Watch Duvall Hecht and Jimmy Fifer winning their heat and final race in the 1956 Melbourne Olympics. Duvall shares some thoughts on his performance in this gold medal victory:

Here is a remarkably well restored copy of a film George [Pocock] took in 1956 of our pair in Melbourne. It shows a number of different styles, and you can compare their effectiveness by the results.

Fifer and I were generally three to five beats lower than the competition. It isn’t how many strokes you take, but how effective they are. What made our stroke effective? Couple of things …

First, we put everything we could into each stroke … lots of effort, sure, but no more than anyone else. The difference is that technically, with oars close to the water and with the roll-up being the final part of the extension for more reach, we got a lot more water to work with.

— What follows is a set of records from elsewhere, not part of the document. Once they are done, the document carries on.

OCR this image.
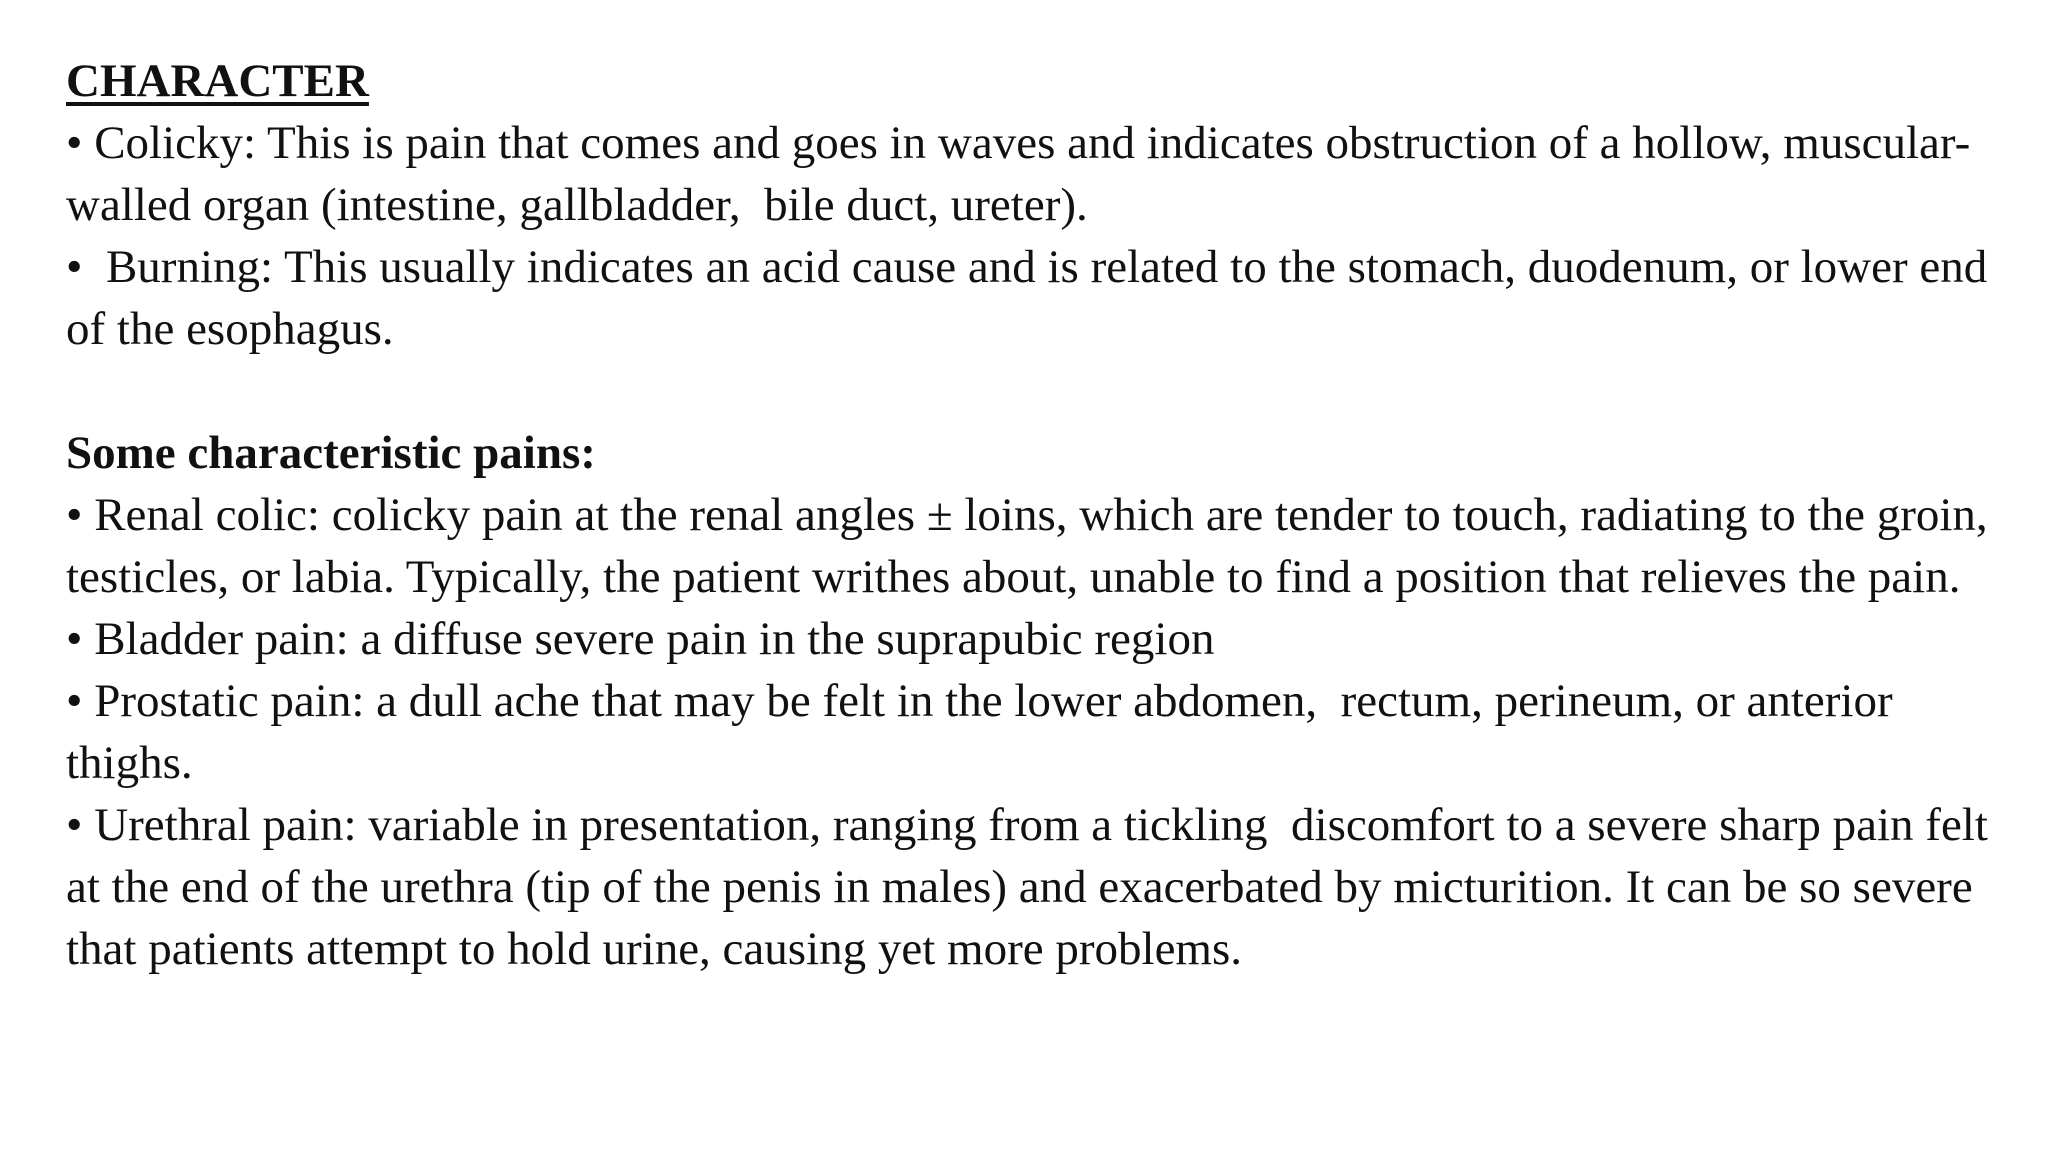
CHARACTER

• Colicky: This is pain that comes and goes in waves and indicates obstruction of a hollow, muscular-walled organ (intestine, gallbladder,  bile duct, ureter).

•  Burning: This usually indicates an acid cause and is related to the stomach, duodenum, or lower end of the esophagus.

Some characteristic pains:

• Renal colic: colicky pain at the renal angles ± loins, which are tender to touch, radiating to the groin, testicles, or labia. Typically, the patient writhes about, unable to find a position that relieves the pain.

• Bladder pain: a diffuse severe pain in the suprapubic region

• Prostatic pain: a dull ache that may be felt in the lower abdomen,  rectum, perineum, or anterior thighs.

• Urethral pain: variable in presentation, ranging from a tickling  discomfort to a severe sharp pain felt at the end of the urethra (tip of the penis in males) and exacerbated by micturition. It can be so severe that patients attempt to hold urine, causing yet more problems.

I can’t emphasize too strongly how important “with oars close to the water and with the roll-up being the final part of the extension for more reach” is to maximizing a crew’s effectiveness. You can see how carefully we approached the catch. The connection with the water was at the speed we were moving, and when the oar took its hold on the water, we began the acceleration. Absolutely no lost motion or wasted effort … no cavitation. Nothing interfered with the run of the boat … no vertical motion whatsoever.

We also carried the work as far as we could into the bow. Something in physics about that, about power applied over distance, in this case distance being the arc of the oar through the water.

We let the boat get all the run it could out of each stroke. By rowing two or three beats higher, the competition cut off the run. But first you have to boost the effective power in the water.

Everyone is equally fatigued at the end of a race, so it isn’t just effort. It’s effort effectively applied.

You can see the Russian pair, our chief competitor, and how short they are in the water. They approach the catch with their oars high off the water and then smack the catch hard with their oars … to my eye, they miss a ton of water, and their only recourse is to row at a higher rate, which compounds their problem.